# Fine Tuning the FCG?



## edwood saucer (Aug 21, 2006)

Our FCG sort of does this bobbleheaded sway back - meaning her head leans way back when the arms are going up.

Is it purely trial and error - or can someone provide some basic hints on properly stringing up the fcg to the pullys and motor?

Thanks!


----------



## jrzmac (Aug 22, 2006)

in the frame you built, are the arms pointing forward? if so they should be pointing back. we had this discussion last year and found out a lot of us has this backwards also.


----------



## edwood saucer (Aug 21, 2006)

Wow that was easy and looks great now... Thanks!


----------



## jrzmac (Aug 22, 2006)

should go straight up and down now right !!!!! if you go buy "kick the fogs" how to, his arm's are forward. 
 
The original has it right though


----------



## edwood saucer (Aug 21, 2006)

You know what - once I hung them - I wasnt following any pictures - just sort of eyed the strings - it was only after bending the arms back per your post did she work right.

Once I got this done - I realized I probably spent $100 on the thing.


----------



## HibLaGrande (Sep 25, 2005)

I did mine by trial and error. it all depends on arm length and sting. my pully arms are out at about 45° angles. It took almost as long to get it weighted and moving right as it did to build it.


----------



## edwood saucer (Aug 21, 2006)

When you said weighted and moving right, Hib, what are some of the things you did?

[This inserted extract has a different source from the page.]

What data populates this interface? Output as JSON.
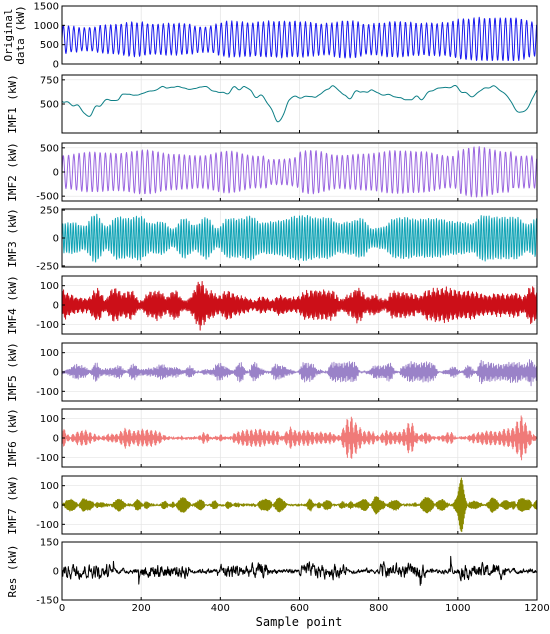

Mine still moves sort of herky jerky... one thing I'm going to do is replace the fender washer with the screen door roller.

Also - Mine line kept catching until I bent the arm attached to the motor down a bit.


----------



## HibLaGrande (Sep 25, 2005)

I have a counter balance weight that hooks to the head and runs out the back. you can see the ziploc bag with a D battery and other stuff hanging in the background. also fishing weights are in each hand. the big weight helps with lifting the body. and the weights in the hands help the arms to teeter totter. weight in the left hand helps raise right hand and visa-versa while helping lift the body as well.


----------



## Richie (Jan 4, 2007)

Damn, that's a very nice looking skeleton. I should have purchased a couple of those.


----------



## edwood saucer (Aug 21, 2006)

Not discounting the work at all - but isn't that a corpsified blucky? If so Richie - you can find them in stores and modify it to look really cool yourself.


----------



## HibLaGrande (Sep 25, 2005)

yep, its a worked over blucky body and arms, bucky hands and a styrofoam skull from Big-Lots. it's heavy and the wiper motor barely has enough butt , at low speeed, to run it even with the dc motor controler.


----------